Vaccination contre la méningite B : les enseignements d’une épidémie locale

[09 octobre 2018 - 11h27] [mis à jour le 09 octobre 2018 à 11h33]

En 2016, une épidémie d’infections à méningocoque B est survenue dans le Beaujolais (Rhône). Les autorités sanitaires y ont donc lancé une campagne de vaccination. Non contraignant, ce dispositif n’a pas permis d’atteindre une couverture vaccinale optimale. Toutefois, d’après les rédacteurs du dernier Bulletin épidémiologique hebdomadaire (BEH), cet épisode regorge d’enseignements pour les campagnes futures.

Une situation épidémique d’infections invasives à méningocoques liée à une souche unique de méningocoque B s’est déclarée en 2016 dans le Beaujolais (Rhône). Entre février et mars de cette année-là, 4 cas d’une même souche rare en France ont été rapportés. L’Agence régionale de Santé (ARS) a décidé de proposer la vaccination à la population âgée de 2 mois à 24 ans résidant dans la zone et aux personnes travaillant, étant gardées ou scolarisées sur ce même territoire.

Résultats, « la couverture vaccinale obtenue – de 47% pour une dose et 41% pour 2 doses – n’est pas optimum », indiquent les rédacteurs du BEH. Un retour « malheureusement habituel lors des campagnes de vaccination méningocoque en France ». C’est pour tenter de comprendre « le paradoxe d’une maladie perçue comme redoutable et le peu d’adhésion à la vaccination permettant de la prévenir » que les chercheurs ont mené ces investigations.

Des freins liés à la communication ?

L’ARS avait mis en place plusieurs possibilités d’accès à la vaccination, parmi lesquelles l’immunisation en milieu scolaire, dans les cabinets de médecins libéraux, dans des centres de vaccination publics et dans des centres communaux avec la mobilisation de réservistes sanitaires. Malgré ces efforts, de nombreux freins à la vaccination ont été observés.

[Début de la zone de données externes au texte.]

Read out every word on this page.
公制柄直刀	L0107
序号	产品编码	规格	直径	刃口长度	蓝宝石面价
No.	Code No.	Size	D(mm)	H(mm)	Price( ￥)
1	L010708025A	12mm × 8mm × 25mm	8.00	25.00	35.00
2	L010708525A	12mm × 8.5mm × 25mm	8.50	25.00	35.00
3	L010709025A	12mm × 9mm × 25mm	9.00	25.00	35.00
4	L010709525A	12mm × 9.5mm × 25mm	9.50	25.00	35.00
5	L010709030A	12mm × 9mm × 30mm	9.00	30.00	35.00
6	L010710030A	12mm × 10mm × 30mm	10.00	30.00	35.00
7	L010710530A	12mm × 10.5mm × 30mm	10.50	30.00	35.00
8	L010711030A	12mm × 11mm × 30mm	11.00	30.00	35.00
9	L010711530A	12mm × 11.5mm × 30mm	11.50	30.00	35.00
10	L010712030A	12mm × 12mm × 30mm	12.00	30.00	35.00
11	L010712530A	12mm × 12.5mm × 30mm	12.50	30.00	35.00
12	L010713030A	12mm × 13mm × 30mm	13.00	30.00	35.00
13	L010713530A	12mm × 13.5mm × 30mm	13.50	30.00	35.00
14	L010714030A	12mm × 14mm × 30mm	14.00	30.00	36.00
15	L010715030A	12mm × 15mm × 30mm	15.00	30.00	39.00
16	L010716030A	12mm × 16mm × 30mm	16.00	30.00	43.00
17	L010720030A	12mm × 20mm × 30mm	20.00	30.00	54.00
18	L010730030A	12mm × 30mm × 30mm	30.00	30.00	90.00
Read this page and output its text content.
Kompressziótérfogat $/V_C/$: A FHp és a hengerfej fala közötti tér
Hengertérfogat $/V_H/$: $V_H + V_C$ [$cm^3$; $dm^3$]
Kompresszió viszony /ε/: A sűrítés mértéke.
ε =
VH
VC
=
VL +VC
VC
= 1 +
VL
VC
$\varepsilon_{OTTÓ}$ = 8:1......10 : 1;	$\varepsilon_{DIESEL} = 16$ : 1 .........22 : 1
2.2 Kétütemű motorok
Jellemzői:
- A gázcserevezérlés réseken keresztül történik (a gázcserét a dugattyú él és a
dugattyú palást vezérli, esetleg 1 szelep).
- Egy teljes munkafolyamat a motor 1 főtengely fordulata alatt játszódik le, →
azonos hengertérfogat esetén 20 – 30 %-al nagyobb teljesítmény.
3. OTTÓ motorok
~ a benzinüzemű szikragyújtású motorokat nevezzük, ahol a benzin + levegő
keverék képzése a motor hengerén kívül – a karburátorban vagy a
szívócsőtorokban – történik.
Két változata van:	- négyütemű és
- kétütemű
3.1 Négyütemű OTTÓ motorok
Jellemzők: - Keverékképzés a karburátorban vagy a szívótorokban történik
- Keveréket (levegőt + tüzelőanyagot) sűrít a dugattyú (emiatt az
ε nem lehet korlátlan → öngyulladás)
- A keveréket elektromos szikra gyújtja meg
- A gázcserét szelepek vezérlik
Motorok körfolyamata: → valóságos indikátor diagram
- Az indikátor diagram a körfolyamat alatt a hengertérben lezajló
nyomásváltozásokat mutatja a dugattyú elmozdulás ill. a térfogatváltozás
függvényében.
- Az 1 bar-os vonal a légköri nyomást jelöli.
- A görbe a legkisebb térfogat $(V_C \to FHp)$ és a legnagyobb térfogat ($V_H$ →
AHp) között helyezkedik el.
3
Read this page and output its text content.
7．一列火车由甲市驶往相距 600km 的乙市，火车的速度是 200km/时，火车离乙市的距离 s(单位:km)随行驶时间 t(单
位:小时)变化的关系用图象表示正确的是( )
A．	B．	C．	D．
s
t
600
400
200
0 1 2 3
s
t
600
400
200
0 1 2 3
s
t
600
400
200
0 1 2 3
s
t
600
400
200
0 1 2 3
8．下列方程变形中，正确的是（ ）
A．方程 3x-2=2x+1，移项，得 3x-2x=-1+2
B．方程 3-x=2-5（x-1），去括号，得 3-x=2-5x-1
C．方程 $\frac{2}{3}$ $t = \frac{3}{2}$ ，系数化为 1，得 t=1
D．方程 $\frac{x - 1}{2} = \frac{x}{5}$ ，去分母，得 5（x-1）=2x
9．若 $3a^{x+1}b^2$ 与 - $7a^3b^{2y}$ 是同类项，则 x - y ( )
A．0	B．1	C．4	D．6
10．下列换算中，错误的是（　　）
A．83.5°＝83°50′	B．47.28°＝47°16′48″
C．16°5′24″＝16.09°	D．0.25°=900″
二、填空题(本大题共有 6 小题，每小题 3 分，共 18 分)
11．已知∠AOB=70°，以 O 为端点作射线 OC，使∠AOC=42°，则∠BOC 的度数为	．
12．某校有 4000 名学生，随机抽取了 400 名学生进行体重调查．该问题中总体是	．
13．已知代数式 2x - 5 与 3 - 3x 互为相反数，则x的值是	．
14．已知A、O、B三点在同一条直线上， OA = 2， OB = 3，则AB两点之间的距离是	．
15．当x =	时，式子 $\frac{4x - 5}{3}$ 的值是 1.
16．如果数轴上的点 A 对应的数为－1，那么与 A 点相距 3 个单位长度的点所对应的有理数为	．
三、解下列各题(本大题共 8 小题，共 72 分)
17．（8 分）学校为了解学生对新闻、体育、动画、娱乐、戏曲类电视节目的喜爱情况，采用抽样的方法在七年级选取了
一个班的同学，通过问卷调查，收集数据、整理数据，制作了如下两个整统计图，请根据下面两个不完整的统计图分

L’indisponibilité initiale du vaccin en officine empêchant la participation des médecins libéraux en début de campagne fait partie de ces freins. De plus, « une méconnaissance du vaccin par les professionnels de santé ainsi qu’une certaine défiance de la population envers les vaccinations ont contribué pour partie à ces résultats », suggèrent les auteurs.

Afin d’améliorer l’adhésion à la campagne, « une information plus en amont des professionnels de santé [aurait] pu favoriser un rôle de relais plus efficace [de leur part] », soulignent les auteurs. En outre, « la définition du territoire et de la population cibles aurait mérité d’être partagée avec les élus et les associations de parents d’élèves au plus tôt pour faciliter la compréhension de la stratégie vaccinale ». En clair, davantage de transparence concernant les actions publiques est préconisée.

A noter : A ce jour, le vaccin contre le méningocoque B (Bexsero) ne fait pas l’objet d’une recommandation en population générale et ne bénéficie par conséquent pas d’une prise en charge par l’Assurance-maladie.